Recipe
- Stage: 2 (post-SFT, alignment + emphasized-CE objective)
- Base model:
Qwen/Qwen2.5-VL-7B-Instruct
- Init checkpoint:
/data/joonhee/visual-latents/cluster_phase3/stage1_sft/checkpoint
- Dataset:
ohjoonhee/visual-cot-50k-poc (Monet-SFT-125K Visual_CoT subset, eval-200 excluded)
- Hardware: 4× H100 80GB, DeepSpeed ZeRO-2 + CPU optim offload, bf16
latent_size: 8
alignment_weight: 2.0
ce_emphasize_factor: 4.0
alignment_layer: all_layers
use_attn_mask_4d: True
lr: 1e-05
weight_decay: 0.01
warmup_steps: 100
max_steps: 2000
grad_accum_steps: 32
max_pixels: 1568000
Fidelity to the Monet paper
- Latent-only backprop — paper-faithful (Job C).
emphasize_latent_weight
uses a verbatim port of upstream compute_latents_only_loss: the alignment
loss is computed in the CE forward (where ce_patch_vec is spliced into
inputs_embeds) and backpropped ONLY through the latent embeddings, i.e.

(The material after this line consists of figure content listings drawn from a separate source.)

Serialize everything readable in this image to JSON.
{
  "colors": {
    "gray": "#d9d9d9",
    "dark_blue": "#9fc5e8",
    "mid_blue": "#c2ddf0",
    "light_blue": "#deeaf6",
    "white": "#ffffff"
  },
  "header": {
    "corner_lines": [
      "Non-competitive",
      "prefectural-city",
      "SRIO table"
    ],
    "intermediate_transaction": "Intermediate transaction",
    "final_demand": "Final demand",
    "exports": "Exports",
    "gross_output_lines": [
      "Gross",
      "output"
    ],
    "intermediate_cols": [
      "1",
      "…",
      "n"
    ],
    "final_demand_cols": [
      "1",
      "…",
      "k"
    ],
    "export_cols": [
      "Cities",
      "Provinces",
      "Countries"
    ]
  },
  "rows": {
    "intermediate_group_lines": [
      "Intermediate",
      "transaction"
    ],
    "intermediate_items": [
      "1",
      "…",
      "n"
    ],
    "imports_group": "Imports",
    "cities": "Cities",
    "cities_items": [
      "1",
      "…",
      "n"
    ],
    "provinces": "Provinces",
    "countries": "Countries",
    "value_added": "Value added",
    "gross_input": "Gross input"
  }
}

total = emphasize_latent_weight * compute_latents_only_loss(ce_patch_vec, alignment_weight*align) + ce
(mirrors upstream src/trainer.py:152-224).
The earlier plain-scalar-add approximation (see the *-repro-v1 repo) is
NOT used here.
attention_mask_4d is hand-rolled in mask_utils.build_monet_4d_attn
with latent_cross_isolate=True. Verified equivalent on tested cases
(see phase1_5b_attn/MASK_VALIDATION.md) but not byte-identical to upstream.
- Inline teacher forward (not offline-precomputed). Functionally
equivalent if teacher checkpoint is the same; saves precompute storage.
This revision (step-1500)
Last logged training row: step=1800, ce_loss=1.0302, align_loss=0.0416, total_loss=1.1133, elapsed=85939s
Notes
Job D Stage 3 BASELINE (lambda_reg=0) step-1500. Walltime-killed at step 1800/2000. ce1.0 align0.04 vicreg=0. Pairwise-cos collapse signature pending internal probe.
Other revisions: see the revisions dropdown on this page.
How to load
from transformers import AutoModelForVision2Seq, AutoProcessor
m = AutoModelForVision2Seq.from_pretrained(
"ohjoonhee/vlatents-qwen25vl7b-stage3-baseline-v1", revision="step-1500", torch_dtype="bfloat16")
p = AutoProcessor.from_pretrained("ohjoonhee/vlatents-qwen25vl7b-stage3-baseline-v1", revision="step-1500")
Limitations
Research checkpoint, eval-only. Mid-training step (1500/2000).
Not for production.
Card generated 2026-05-29 from training_log.jsonl + the run's training config.